The recommended approach to compile Dart to JavaScript is to use dart compile js instead. If you intend to make a public JavaScript API based on a Dart implementation, such API should be declared explicitly using the standard Dart-JSInterop mechanisms.

Implementation details


Unlike Dart2JS, DDC does not require an entire Dart application. Instead, it operates modularly: it compiles a set of Dart files into a JavaScript module. A DDC compilation step requires a set of input Dart files and a set of summaries of dependencies. It performs modular type checking as part of this compilation step, and, if the input type checks, it generates a JavaScript module. The browser (i.e., the JavaScript runtime) loads and links the generated modules when running the application. During development, a compilation step only needs to be rerun if the Dart files or summaries it relies upon change. For most changes, only a very small part of your code will require recompilation. Moreover, modules that are unchanged can be cached in the browser.

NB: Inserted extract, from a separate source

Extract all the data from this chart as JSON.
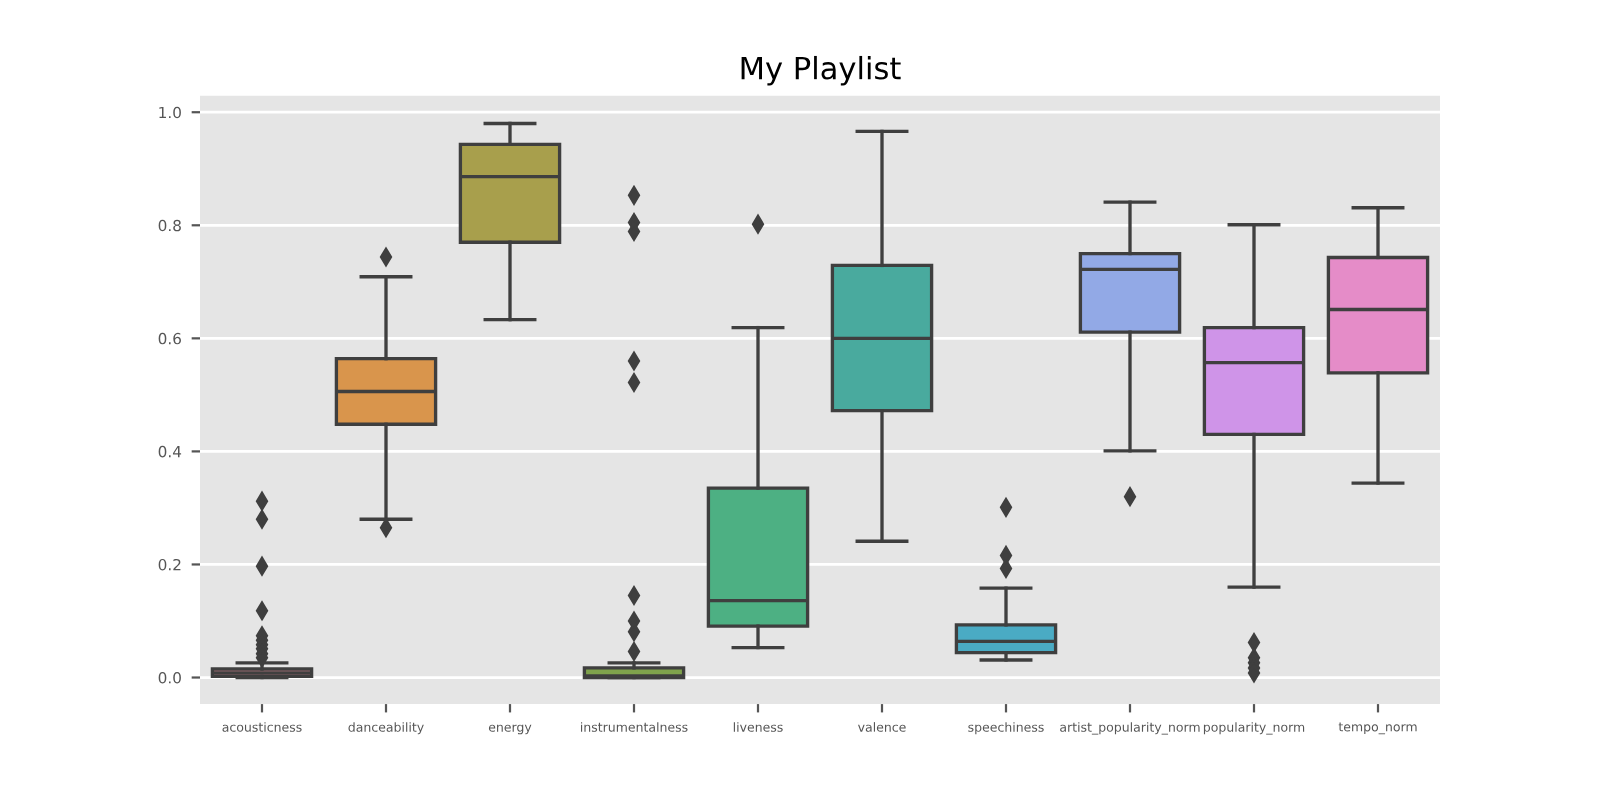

Currently Dart classes are mapped to ES6 classes, Dart fields to ES6 properties, Dart getters/setters to ES6 getters/setters, Dart methods to ES6 methods, and so on. Often names are preserved and calling conventions are natural JavaScript ones.

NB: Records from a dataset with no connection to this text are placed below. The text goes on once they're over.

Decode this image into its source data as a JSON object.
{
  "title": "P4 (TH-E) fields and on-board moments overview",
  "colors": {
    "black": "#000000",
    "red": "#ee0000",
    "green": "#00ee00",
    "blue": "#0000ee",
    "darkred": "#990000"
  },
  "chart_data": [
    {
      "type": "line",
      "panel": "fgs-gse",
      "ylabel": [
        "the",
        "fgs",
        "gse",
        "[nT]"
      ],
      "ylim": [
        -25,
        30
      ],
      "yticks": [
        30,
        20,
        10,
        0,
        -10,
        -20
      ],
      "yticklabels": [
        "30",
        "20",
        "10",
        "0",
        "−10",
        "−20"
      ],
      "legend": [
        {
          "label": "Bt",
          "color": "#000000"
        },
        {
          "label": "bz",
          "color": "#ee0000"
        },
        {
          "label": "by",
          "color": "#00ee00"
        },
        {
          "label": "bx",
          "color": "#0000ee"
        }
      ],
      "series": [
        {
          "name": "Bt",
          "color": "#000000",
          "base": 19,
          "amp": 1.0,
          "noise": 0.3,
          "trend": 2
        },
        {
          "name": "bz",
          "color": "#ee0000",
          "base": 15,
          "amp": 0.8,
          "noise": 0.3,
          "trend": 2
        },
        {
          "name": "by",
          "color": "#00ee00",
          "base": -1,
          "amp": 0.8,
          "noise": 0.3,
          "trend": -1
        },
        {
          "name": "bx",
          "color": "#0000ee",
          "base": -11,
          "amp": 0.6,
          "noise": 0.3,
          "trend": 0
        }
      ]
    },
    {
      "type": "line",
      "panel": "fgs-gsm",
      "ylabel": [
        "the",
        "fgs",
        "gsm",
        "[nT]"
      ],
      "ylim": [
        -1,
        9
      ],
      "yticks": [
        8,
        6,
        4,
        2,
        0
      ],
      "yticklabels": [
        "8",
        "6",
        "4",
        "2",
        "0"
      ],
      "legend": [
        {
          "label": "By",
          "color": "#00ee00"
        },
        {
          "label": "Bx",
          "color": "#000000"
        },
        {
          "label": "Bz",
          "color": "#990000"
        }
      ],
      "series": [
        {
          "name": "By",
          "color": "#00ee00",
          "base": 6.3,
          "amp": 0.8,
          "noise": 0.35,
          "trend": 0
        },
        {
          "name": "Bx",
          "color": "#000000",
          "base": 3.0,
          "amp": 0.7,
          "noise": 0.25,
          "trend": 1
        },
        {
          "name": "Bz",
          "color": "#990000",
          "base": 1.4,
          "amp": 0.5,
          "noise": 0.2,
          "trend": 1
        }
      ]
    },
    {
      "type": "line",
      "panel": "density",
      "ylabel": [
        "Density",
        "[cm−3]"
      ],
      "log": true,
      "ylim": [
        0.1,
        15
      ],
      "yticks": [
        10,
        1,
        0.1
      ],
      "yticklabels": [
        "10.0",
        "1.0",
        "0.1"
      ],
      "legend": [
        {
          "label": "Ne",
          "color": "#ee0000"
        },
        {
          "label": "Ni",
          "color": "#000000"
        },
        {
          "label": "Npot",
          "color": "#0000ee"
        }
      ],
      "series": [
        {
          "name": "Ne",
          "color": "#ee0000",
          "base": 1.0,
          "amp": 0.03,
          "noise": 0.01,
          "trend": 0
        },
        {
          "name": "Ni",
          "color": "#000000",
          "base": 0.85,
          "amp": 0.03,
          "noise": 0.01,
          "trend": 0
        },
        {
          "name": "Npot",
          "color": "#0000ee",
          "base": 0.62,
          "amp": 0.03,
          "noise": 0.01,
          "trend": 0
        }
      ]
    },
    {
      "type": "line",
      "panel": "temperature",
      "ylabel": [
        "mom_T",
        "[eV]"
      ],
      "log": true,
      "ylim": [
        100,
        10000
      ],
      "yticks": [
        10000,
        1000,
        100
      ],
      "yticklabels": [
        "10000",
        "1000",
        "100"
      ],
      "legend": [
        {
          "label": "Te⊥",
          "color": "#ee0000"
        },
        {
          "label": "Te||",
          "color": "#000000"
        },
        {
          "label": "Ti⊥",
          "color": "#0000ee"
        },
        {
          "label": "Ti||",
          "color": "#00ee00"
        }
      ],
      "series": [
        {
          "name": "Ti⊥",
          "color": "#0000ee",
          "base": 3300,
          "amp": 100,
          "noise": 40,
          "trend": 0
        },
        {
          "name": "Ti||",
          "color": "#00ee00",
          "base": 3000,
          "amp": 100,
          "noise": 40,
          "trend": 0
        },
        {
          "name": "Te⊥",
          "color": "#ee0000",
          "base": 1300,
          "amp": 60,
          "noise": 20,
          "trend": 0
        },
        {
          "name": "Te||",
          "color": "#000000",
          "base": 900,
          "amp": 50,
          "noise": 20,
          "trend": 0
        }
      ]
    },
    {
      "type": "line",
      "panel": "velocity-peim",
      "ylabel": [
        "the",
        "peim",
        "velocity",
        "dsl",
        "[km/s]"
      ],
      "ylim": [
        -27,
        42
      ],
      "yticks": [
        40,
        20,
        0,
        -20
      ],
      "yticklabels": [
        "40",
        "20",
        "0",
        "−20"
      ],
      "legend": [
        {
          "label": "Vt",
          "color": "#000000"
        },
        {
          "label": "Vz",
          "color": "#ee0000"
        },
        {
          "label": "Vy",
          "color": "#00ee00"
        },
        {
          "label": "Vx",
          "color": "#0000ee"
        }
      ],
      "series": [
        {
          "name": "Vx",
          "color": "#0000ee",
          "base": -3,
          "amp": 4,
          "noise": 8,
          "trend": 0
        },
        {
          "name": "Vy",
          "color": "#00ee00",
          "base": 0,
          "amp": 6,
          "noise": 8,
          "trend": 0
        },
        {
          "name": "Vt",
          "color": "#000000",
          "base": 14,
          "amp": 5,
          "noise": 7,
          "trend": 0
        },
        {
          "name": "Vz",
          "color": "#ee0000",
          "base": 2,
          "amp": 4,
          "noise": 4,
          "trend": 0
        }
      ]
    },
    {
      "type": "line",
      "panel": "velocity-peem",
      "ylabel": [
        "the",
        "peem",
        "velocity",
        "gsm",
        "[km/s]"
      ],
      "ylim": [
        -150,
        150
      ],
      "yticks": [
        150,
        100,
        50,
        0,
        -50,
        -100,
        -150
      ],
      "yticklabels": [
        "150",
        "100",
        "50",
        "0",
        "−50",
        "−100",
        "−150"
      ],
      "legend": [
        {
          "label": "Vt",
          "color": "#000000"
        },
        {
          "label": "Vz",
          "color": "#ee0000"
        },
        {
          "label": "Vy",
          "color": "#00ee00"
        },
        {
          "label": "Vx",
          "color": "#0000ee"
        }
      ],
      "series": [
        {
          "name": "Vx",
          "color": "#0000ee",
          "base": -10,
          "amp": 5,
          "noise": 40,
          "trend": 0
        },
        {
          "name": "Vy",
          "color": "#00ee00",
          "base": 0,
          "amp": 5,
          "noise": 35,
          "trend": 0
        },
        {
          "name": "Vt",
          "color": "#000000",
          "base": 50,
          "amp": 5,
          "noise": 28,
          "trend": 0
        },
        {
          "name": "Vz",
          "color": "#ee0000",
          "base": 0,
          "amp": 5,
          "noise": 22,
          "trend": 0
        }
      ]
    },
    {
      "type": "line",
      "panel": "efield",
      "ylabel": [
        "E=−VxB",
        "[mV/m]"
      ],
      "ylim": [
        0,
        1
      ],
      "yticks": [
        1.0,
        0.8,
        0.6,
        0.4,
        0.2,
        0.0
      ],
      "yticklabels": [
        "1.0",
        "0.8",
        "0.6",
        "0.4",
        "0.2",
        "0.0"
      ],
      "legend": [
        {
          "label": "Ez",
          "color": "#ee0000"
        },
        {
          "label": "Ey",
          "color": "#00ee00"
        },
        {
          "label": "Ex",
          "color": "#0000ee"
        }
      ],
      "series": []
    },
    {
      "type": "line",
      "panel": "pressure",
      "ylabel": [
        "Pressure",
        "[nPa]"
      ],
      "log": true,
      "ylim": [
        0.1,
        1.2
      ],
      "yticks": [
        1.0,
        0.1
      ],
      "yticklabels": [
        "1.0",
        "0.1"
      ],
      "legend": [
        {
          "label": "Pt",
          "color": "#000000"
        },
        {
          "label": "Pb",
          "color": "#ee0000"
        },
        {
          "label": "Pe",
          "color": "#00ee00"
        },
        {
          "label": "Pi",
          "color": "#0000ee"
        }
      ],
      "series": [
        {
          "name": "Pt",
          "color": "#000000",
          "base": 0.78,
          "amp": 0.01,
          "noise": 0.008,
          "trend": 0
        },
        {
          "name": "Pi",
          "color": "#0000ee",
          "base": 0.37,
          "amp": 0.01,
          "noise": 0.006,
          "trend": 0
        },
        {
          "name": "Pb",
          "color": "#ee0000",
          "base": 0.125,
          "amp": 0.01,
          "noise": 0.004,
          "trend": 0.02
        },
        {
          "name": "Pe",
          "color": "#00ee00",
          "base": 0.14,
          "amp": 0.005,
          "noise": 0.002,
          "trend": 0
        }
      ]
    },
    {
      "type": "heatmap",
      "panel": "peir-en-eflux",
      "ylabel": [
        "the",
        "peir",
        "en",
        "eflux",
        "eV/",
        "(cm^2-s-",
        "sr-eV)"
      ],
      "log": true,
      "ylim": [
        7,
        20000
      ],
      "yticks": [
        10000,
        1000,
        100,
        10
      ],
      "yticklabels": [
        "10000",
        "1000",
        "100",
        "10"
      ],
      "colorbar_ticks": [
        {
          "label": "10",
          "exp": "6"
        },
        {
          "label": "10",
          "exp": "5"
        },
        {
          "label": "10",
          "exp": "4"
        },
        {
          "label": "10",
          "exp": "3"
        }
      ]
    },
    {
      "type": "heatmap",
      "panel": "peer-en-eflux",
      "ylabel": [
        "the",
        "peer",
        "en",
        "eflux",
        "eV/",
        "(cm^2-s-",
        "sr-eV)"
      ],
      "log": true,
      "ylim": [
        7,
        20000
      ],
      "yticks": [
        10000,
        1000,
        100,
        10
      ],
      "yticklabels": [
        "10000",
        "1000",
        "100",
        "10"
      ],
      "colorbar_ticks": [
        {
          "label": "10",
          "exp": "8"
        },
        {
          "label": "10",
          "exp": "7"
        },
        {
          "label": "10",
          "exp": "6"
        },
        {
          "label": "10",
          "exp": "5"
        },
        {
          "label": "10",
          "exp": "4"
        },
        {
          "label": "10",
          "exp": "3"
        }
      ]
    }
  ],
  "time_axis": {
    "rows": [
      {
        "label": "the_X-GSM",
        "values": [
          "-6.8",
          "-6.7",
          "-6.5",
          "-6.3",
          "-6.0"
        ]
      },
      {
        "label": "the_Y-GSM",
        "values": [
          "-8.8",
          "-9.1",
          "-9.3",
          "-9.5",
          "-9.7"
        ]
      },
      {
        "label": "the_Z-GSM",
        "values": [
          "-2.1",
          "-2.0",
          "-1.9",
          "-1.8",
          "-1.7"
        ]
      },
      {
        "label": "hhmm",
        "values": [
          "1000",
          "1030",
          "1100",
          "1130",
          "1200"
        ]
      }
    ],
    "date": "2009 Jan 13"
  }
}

Some Dart concepts don't map directly:

  • Libraries. Multiple Dart libraries are mapped to a single JS module. Each library appears as a first class object in the generated JS module, with its top-level symbols as members. We currently use a heuristic (based upon file paths) to ensure unique naming of generated library objects.

  • Generics. Dart generics are reified, i.e., they are preserved at runtime. Generic classes are mapped to factories that, given one or more type parameters, return an actual ES6 class (e.g., HashMap$(core.String, produces a class that represents a HashMap from strings to ints). Similarly, generic methods are mapped to factories that, given one or more type parameters, return a method.

  • Dynamic. DDC supports dynamically typed code (i.e., Dart's dynamic type), but it will typically generate less readable and less efficient ES6 output as many type checks must be deferred to runtime. All dynamic operations are invoked via runtime helper code.

  • Constructors. Dart supports multiple, named and factory constructors for a given class with a different initialization order for fields. Today, these are mapped to instance or static methods on the generated ES6 class.

  • Private members. Dart maps private members (e.g., private fields or methods) to ES6 symbols. For example, a._x may map to a[_x] where _x is a symbol only defined in the scope of the generated library.

  • Scoping. Dart scoping rules and reserved words are slightly different than JavaScript. While we try to preserve names wherever possible, in certain cases, we are required to rename.

In general, the current conventions (i.e., the Application Binary Interface or ABI in compiler terminology) should not be considered stable. We reserve the right to change these in the future.

Browser support

DDC currently supports Chrome stable (though users have had success running on FireFox and Safari).